I am submitting a DConf talk on optimization and the cost of D idioms. This gave me some new ideas to present, thanks :)

-Johan
February 23, 2017
On Thursday, 23 February 2017 at 17:02:55 UTC, Johan Engelen wrote:
> On Thursday, 23 February 2017 at 16:25:34 UTC, Johan Engelen wrote:
>> [...]
>
> We're in good company: both clang and gcc also do not devirtualize the call when the loopcount is too large (when the loop count is 4, the indirect calls are gone, when it is 160, they are back).
>
> Btw, with PGO, the performance is 4 ms(direct call) vs 6 ms (virtual call). Pathological, but still.
>
> I am submitting a DConf talk on optimization and the cost of D idioms. This gave me some new ideas to present, thanks :)
>
> -Johan

Marking the method as @pure changes anything?
February 23, 2017
On Thursday, 23 February 2017 at 19:57:18 UTC, Patrick Schluter wrote:
>
> Marking the method as @pure changes anything?

Here is the link to play with it yourself :-)

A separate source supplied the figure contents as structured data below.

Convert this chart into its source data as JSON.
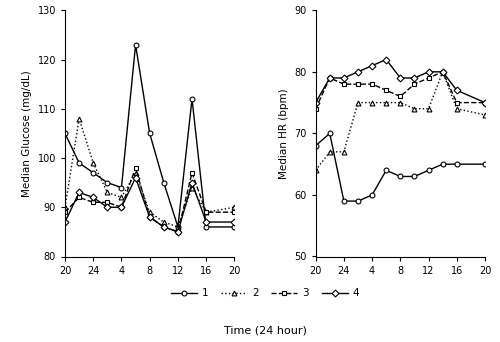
{
  "gx": [
    20,
    22,
    24,
    26,
    28,
    30,
    32,
    34,
    36,
    38,
    40,
    44
  ],
  "g1": [
    105,
    99,
    97,
    95,
    94,
    123,
    105,
    95,
    86,
    112,
    86,
    86
  ],
  "g2": [
    90,
    108,
    99,
    93,
    92,
    97,
    89,
    87,
    86,
    94,
    89,
    90
  ],
  "g3": [
    89,
    92,
    91,
    91,
    90,
    98,
    88,
    86,
    85,
    97,
    89,
    89
  ],
  "g4": [
    87,
    93,
    92,
    90,
    90,
    96,
    88,
    86,
    85,
    95,
    87,
    87
  ],
  "hrx": [
    20,
    22,
    24,
    26,
    28,
    30,
    32,
    34,
    36,
    38,
    40,
    44
  ],
  "hr1": [
    68,
    70,
    59,
    59,
    60,
    64,
    63,
    63,
    64,
    65,
    65,
    65
  ],
  "hr2": [
    64,
    67,
    67,
    75,
    75,
    75,
    75,
    74,
    74,
    80,
    74,
    73
  ],
  "hr3": [
    74,
    79,
    78,
    78,
    78,
    77,
    76,
    78,
    79,
    80,
    75,
    75
  ],
  "hr4": [
    75,
    79,
    79,
    80,
    81,
    82,
    79,
    79,
    80,
    80,
    77,
    75
  ],
  "xtick_pos": [
    20,
    24,
    28,
    32,
    36,
    40,
    44
  ],
  "xtick_labels": [
    "20",
    "24",
    "4",
    "8",
    "12",
    "16",
    "20"
  ],
  "yticks_glucose": [
    80,
    90,
    100,
    110,
    120,
    130
  ],
  "yticks_hr": [
    50,
    60,
    70,
    80,
    90
  ],
  "ylim_glucose": [
    80,
    130
  ],
  "ylim_hr": [
    50,
    90
  ],
  "xlim": [
    20,
    44
  ],
  "ylabel_glucose": "Median Glucose (mg/dL)",
  "ylabel_hr": "Median HR (bpm)",
  "xlabel": "Time (24 hour)",
  "legend_labels": [
    "1",
    "2",
    "3",
    "4"
  ]
}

https://godbolt.org/g/se4dCZ


February 24, 2017
On Wed, 22 Feb 2017 18:31:37 -0800, Jonathan M Davis via Digitalmars-d wrote:

> On Thursday, February 23, 2017 02:17:02 Jeremy DeHaan via Digitalmars-d wrote:
>> On Thursday, 23 February 2017 at 01:48:40 UTC, Seb wrote:
>> > AFAICT though it was approved, the switch to final by default has never happened.
>>
>> I believe Andrei made an executive decision to shut down final by default.
> 
> Yeah, the change that introduced virtual to start the change to making class member functions non-virtual by default was actually committed, and then Andrei found out about it and insisted that it be reverted. So, it was reverted, and we're never going to get non-virtual by default.
> 
> - Jonathan M Davis

It's an interesting debate, but there's not a ton of reason to prefer one over the other design-wise. It can be considered for D3, but for D2, the ship has sailed.